Looking for at least one that knows the ropes. We will be towing over the Contender from Pensacola. We will fish at least two days and maybe even the last day making it three days fishing. WE need some one that has made the trip driving from Pensacola to the Venice ramp and knows the in and outs of running the ditch. We could also use help to secure logging. We need nothing more then a place to sleep, cook and shower. If some one is considering going the boat is well equipped with state of the art electronics including HD radar. We will have a crew of at least four. Share all expenses. Only yellowfin and wahoo.


----------



## panhandleslim (Jan 11, 2013)

PM Sent.


----------



## purple haze (Sep 2, 2013)

panhandleslim said:


> PM Sent.


 PM returned


----------



## k-p (Oct 7, 2009)

What an opportunity here! Some great fishing with a great crew...


----------



## Chapman5011 (Mar 7, 2013)

It gets foggy ride'n the river this time of year. 
You should have a great trip as long as the weather and seas act right. 
Be safe, it's a nice ride down river to the gulf. 
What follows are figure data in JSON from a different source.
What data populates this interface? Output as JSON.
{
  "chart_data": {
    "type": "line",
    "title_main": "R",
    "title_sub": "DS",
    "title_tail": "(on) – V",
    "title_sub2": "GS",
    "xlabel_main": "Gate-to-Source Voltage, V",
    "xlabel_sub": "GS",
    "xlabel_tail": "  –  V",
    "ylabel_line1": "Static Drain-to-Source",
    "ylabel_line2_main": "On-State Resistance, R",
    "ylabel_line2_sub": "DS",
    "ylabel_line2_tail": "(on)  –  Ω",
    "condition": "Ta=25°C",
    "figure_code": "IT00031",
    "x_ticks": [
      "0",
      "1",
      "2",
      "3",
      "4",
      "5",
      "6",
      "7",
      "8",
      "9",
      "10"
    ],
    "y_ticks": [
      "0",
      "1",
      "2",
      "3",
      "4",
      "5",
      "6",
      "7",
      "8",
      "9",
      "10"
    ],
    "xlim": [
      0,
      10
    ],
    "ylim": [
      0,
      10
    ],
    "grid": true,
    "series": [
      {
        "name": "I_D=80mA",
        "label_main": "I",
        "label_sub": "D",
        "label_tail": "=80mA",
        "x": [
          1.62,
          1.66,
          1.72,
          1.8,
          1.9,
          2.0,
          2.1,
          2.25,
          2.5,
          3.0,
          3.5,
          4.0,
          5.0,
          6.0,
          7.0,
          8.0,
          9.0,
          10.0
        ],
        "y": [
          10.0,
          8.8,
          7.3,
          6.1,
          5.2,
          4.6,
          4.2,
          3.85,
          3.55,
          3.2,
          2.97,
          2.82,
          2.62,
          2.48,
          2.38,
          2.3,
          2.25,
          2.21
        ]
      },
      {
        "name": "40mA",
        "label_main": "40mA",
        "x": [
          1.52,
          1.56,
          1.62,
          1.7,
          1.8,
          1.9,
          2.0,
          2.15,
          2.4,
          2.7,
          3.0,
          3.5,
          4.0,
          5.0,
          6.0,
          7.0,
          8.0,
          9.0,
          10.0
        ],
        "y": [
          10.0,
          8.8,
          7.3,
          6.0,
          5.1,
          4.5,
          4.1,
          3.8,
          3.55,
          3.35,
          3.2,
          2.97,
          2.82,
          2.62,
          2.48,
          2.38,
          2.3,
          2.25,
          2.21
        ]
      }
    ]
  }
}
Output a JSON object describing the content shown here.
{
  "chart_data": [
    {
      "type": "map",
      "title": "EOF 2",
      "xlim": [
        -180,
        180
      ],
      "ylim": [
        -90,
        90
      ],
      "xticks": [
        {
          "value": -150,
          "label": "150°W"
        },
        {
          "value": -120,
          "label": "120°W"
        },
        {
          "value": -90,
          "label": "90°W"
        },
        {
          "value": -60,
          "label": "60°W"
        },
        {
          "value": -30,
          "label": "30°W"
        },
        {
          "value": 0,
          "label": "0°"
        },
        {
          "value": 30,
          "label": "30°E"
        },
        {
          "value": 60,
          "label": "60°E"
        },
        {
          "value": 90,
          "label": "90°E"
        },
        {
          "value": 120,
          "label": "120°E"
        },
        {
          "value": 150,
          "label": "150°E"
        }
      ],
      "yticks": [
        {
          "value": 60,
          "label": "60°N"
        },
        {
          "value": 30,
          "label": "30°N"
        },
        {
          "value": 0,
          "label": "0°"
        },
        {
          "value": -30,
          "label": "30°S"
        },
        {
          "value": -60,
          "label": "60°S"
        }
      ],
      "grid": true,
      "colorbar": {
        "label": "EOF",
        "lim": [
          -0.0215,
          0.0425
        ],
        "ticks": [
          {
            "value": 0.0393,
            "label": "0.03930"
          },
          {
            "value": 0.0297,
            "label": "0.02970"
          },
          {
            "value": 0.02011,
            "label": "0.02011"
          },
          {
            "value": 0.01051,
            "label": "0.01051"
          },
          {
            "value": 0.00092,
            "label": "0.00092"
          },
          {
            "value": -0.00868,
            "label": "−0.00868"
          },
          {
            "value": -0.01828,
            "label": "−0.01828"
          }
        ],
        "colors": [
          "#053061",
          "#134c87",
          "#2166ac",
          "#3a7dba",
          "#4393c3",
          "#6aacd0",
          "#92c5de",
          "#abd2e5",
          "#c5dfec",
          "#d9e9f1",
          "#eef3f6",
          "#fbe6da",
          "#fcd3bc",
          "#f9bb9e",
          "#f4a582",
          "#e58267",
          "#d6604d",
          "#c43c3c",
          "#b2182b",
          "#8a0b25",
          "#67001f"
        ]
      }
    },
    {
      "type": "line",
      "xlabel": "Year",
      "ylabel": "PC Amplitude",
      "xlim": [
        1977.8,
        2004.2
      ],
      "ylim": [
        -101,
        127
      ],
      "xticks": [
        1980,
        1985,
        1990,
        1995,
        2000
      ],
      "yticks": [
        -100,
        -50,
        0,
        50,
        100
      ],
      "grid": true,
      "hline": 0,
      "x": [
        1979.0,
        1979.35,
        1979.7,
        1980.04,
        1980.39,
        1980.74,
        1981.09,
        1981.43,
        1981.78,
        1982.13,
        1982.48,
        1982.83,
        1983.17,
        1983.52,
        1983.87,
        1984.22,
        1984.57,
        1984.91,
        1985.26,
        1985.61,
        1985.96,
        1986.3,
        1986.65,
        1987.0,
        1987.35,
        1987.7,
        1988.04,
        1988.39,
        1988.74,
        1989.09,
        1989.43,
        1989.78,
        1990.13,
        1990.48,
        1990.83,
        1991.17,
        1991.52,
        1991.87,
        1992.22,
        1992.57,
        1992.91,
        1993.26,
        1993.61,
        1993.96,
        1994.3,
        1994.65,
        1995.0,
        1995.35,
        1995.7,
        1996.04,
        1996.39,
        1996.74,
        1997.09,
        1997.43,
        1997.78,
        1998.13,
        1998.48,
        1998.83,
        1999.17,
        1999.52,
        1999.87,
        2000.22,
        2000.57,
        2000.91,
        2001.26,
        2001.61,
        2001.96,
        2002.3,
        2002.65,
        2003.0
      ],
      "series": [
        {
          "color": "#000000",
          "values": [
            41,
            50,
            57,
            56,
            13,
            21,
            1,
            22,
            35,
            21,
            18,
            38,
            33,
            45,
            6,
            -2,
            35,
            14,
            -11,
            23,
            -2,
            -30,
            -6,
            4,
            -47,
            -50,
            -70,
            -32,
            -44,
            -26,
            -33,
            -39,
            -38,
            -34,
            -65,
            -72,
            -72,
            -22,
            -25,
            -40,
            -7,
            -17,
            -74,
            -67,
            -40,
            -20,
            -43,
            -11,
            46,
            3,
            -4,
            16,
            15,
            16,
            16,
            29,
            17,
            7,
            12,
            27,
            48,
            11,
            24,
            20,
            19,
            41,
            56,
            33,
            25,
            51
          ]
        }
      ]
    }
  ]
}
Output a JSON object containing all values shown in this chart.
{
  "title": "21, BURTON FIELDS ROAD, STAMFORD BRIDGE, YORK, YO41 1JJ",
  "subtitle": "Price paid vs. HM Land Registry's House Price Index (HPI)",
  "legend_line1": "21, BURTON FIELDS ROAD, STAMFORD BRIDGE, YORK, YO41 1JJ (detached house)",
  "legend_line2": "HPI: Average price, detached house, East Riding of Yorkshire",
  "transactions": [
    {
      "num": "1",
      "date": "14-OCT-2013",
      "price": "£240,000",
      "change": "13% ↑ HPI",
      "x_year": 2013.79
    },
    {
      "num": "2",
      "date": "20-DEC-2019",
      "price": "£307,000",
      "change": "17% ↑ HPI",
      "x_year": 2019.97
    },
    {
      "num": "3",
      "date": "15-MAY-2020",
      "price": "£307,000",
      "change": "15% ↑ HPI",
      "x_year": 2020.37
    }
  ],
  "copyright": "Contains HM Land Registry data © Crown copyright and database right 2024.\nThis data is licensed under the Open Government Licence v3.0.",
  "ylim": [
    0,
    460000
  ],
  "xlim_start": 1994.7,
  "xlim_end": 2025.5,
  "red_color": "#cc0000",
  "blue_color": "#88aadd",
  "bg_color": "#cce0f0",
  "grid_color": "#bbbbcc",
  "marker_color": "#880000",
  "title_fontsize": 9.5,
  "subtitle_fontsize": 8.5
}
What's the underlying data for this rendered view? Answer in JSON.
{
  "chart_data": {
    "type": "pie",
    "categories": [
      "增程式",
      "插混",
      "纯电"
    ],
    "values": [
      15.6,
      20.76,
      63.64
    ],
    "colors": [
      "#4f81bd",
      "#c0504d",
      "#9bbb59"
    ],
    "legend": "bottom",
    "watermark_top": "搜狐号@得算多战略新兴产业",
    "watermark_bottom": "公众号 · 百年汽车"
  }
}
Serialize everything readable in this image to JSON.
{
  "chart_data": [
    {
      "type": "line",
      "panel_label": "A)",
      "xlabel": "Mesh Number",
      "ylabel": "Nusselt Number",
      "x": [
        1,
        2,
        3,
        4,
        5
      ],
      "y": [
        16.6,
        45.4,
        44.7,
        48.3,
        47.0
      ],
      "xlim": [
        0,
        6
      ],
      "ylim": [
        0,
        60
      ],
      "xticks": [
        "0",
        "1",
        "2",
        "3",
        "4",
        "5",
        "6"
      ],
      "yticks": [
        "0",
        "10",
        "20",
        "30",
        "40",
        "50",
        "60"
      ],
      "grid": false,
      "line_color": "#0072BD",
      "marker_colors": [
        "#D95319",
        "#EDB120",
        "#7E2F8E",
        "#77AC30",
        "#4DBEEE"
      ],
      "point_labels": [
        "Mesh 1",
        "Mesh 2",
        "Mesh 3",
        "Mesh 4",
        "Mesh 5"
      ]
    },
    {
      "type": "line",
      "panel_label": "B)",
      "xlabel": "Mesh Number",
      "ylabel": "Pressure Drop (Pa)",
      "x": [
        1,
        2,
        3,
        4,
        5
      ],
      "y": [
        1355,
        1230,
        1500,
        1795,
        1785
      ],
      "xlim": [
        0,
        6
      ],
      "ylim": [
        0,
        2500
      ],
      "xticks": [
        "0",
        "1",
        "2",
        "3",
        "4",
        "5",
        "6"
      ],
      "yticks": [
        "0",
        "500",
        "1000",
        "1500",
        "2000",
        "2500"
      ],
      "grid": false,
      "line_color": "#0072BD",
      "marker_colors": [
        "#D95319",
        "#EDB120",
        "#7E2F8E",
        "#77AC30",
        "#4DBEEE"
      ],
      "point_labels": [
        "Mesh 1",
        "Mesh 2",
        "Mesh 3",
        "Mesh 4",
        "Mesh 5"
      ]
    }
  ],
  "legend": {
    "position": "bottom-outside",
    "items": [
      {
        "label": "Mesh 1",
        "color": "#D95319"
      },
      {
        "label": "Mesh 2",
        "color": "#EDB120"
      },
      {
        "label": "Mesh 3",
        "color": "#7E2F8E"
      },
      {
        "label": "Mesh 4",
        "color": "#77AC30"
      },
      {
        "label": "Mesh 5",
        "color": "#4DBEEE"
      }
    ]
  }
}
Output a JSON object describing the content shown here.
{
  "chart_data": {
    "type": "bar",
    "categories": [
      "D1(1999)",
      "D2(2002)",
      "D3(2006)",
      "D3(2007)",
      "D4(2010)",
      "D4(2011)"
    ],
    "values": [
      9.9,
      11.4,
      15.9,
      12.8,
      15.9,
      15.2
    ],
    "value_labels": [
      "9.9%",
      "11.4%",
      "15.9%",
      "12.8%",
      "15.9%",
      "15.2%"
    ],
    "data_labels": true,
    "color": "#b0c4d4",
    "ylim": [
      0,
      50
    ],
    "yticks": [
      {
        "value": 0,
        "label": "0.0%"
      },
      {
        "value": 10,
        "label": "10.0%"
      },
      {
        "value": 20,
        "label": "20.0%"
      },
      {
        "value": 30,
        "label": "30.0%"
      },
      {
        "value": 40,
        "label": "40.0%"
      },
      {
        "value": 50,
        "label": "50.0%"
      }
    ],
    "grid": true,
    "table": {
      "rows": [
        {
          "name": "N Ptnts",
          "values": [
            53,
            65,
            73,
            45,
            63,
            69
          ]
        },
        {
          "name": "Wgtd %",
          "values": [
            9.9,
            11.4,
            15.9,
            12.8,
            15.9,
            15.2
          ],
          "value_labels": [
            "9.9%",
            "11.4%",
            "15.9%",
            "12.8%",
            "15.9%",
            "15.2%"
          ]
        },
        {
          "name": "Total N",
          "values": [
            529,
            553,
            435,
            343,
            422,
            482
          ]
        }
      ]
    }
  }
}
Good luck on your awesome trip. 

Bring back good pics for all us that wish we could go....


.


----------



## Contender (Apr 4, 2012)

You can find lodging at the Venice Marina, Cypress Cove Marina or Lighthouse Lodge motel, not much in the way of restaurants, so I would suggest staying at one of the Marinas, another option is staying on house boat. Some of them have room for tying up your boat, all of them (as are most of the other places) used to and expect fishermen. The houseboats often have ice machines and fish cleaning facilities, some have freezers. You can find them on VRBO.com

I would suggest marking a bunch of waypoints going down the river, unless you have trackback on your chart plotter. The river can be really foggy and will be significantly colder than Gulf making for a cold ride in and out. 

The rigs in 250-300' of water should give up some wahoo if the water is good, AJ's are thick on them as well.

Good Luck


----------



## floorman1 (Jan 10, 2012)

Take bug spray after the sun goes down in Venice them skeeters are viscous!


----------